Research Meet

Systems Engineering and Beyond

(2 July 2020)

On Thursday 2 July High Tech Systems Center organized the online Research Meet 'Systems Engineering and Beyond'. In this online Research Meet, we have updated you on developments at TU/e regarding Systems Engineering, Digital Engineering and Artificial Intelligence. Each of the terms may sound familiar to you, at the High Tech Systems Center we believe they are strongly connected and together will be at the basis of improved ways of working for the development of high-tech systems.

Please find below the abstracts and the presentations.

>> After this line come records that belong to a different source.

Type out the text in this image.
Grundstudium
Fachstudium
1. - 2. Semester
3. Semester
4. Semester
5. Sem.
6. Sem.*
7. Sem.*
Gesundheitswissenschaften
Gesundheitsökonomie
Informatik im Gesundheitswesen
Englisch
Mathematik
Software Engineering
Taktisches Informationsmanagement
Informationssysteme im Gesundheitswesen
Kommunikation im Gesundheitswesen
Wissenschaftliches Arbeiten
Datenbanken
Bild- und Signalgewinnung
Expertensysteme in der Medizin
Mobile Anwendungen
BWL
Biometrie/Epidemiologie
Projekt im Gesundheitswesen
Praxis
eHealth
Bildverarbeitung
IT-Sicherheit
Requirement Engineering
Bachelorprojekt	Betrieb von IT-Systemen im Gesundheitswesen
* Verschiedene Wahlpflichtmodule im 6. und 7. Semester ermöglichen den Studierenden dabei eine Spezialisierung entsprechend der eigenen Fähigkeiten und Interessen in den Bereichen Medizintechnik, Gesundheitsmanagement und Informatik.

Systems Engineering and System Thinking

Systems Engineering (SE) has been a key element of the strategy of HTSC since the center was officially kicked off in early 2015. We have identified that SE, in addition to multi-disciplinary working, is required to deal with the challenges inherent in the development and realization of technical systems of increasing complexity. An important element of SE is systems thinking, a skill required to solve problems in complex systems. In high-tech equipment development, we use a special flavor of SE that has evolved over decades in our ecosystem and enabled us to develop the world’s most complex equipment. This presentation will discuss aspects of our special flavor of SE, challenges of the current state-of-practice and how HTSC intends to train and further improve the SE way-of-working, equipping future engineers with important skills to deal with increasing complexity.

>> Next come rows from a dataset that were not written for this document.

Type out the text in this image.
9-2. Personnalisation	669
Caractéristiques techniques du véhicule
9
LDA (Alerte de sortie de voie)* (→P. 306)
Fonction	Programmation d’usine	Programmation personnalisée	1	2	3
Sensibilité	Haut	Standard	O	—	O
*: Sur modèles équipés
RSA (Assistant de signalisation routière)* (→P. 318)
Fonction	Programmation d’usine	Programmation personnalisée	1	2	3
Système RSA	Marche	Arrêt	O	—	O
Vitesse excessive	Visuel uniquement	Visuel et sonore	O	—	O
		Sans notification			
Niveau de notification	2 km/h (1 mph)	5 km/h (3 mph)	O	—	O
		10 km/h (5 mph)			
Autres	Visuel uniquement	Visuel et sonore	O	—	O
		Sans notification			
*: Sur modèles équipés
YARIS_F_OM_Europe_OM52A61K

Ton Peijnenburga.t.a.peijnenburg@tue.nl
Fellow TU/e HTSC and Deputy General Manager VDL-ETG

Digital Engineering

In high tech systems engineering, the collaboration between data and models of various disciplines is crucial. In current engineering practice, silos of computerization are present by a variety of tools. The transfer of tooling results, the cross-disciplinary and cross-paradigm interaction between models and the interpretation and feedback of data generated by virtualized or operational systems are largely left to human intervention. Digital engineering will further improve the efficiency of engineering processes. It in addition enables the application of Artificial Intelligence (AI) to support engineering processes (AI4SE) and to develop next generation systems (SE4AI). However, where humans are very flexible in the interpretation of languages, computers are not. This presentation will address how this further digitalization of multi-disciplinary engineering processes will impact systems engineering.

Marc Hamilton, m.a.m.hamilton@tue.nl
Fellow TU/e HTSC and MDE Expert at Altran Netherlands

AI in Engineering

Recent developments in the field of Artificial Intelligence led to a new mature technology called ‘deep learning’. Deep learning is a combination of big data, supercomputing and algorithm innovations. The technology had many breakthroughs by outperforming human experts in areas such as vision, speech recognition and game play. This presentation explores the possibilities of AI for engineering. AI seems a new tool for the engineer to deal with the ever growing engineering design challenges on precision, productivity and intelligence. However, many barriers need to be taken before the engineer can start applying AI.